Bela dreamed of becoming a rabbi and studied in Austria, but when he returns, he finds his family home destroyed by nationalist and anti-Semitic elements. One of his sisters has immigrated to the United States. He studies law and becomes editor of a Zionist newspaper with socialist leanings, and studies Herzl, founder of Zionism. Bela evolves into a supporter of Zionism.
The angry atmosphere changes him. He wants to immigrate to Palestine, but stays in Europe after meeting Herzl. He teaches Herzl’s views and helps remove Hungarian as the official language, something the Hungarian nationalists remember when Hungary joins Germany.
Bela speaks of Zionism to liberal Jews facing resistance from Orthodox Jews, who believed Israel should not be reborn until the Messiah appears.
Bela remains in his country working on the newspaper and preparing Jews for their new homes. But worldwide depression forces the family to move to a poor section of Bucharest.
As Romanian politics change, Joshua’s parents, Bela and Berta, are swept up in the pogrom in Bucharest; Berta loses her teaching job. Joshua, because of the family’s Hungarian name, is allowed to finish high school and attend trade school. Bela leads Jewish groups along a secret route from Czechoslovakia to Palestine.
When Hungary joins the Axis in 1932, Budapest removes all rights from the Jews, requiring families to prove they are Hungarian. Joshua eventually gets the evidence, but Bela and Berta move to Soviet-controlled Bessarabia. As they advance, Jews are murdered, raped, tortured and deported, forced into marches through brutal weather.
When Isadora’s family arrives in the Ukraine, they are forced to eat straw, causing her mother to develop gangrene. Germans and Romanians discover Isadora is dressed as a boy and molest her, but her mother saves her.
By 1943, a Jewish agency helps Isadora get to an orphanage in Bucharest, where she is temporarily safe.
In 1944, Germans occupied Hungary and Bela and Berta are moved on April 16, 1944. She is gassed just before D-Day and Bela ends up at Mauthausen, where he is beaten to death.

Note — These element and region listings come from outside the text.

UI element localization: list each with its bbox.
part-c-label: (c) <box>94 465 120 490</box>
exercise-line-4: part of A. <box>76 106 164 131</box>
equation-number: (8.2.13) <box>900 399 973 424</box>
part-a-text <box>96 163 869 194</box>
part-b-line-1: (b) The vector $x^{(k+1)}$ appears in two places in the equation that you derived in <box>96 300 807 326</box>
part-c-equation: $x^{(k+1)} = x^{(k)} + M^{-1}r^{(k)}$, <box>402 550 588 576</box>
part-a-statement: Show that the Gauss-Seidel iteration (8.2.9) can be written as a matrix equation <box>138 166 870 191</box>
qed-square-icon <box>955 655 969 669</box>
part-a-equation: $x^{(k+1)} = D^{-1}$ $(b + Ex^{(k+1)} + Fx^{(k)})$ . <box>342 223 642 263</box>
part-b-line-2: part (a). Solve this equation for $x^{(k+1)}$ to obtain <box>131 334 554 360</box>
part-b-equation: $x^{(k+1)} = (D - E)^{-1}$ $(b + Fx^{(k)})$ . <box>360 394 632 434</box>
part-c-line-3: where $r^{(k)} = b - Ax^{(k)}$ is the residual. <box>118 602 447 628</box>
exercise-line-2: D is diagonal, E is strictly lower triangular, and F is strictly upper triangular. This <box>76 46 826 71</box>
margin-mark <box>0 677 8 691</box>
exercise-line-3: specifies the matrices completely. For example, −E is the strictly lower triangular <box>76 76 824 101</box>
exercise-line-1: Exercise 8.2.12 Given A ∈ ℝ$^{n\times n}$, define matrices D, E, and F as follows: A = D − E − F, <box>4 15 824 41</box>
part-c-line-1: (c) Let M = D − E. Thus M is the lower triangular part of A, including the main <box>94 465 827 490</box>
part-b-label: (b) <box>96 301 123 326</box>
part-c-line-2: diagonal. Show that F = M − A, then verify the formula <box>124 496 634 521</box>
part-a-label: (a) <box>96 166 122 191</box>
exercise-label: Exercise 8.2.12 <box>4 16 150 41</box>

Joshua is luckier than his parents. He and Isadora meet on the train moving them to Palestine through Turkey, Syria and Lebanon. Even though they do not speak the same language, they are married and adopt Hebrew names. They are moved to Atlit, a barbed wire enclosure in Haifa, but are then released, and work hard to re-establish Israel.
The book includes eight pages of photos of Bela, Berta and their families, and Joshua and Isadora and their families.
Benanav is a travel writer for the New York Times.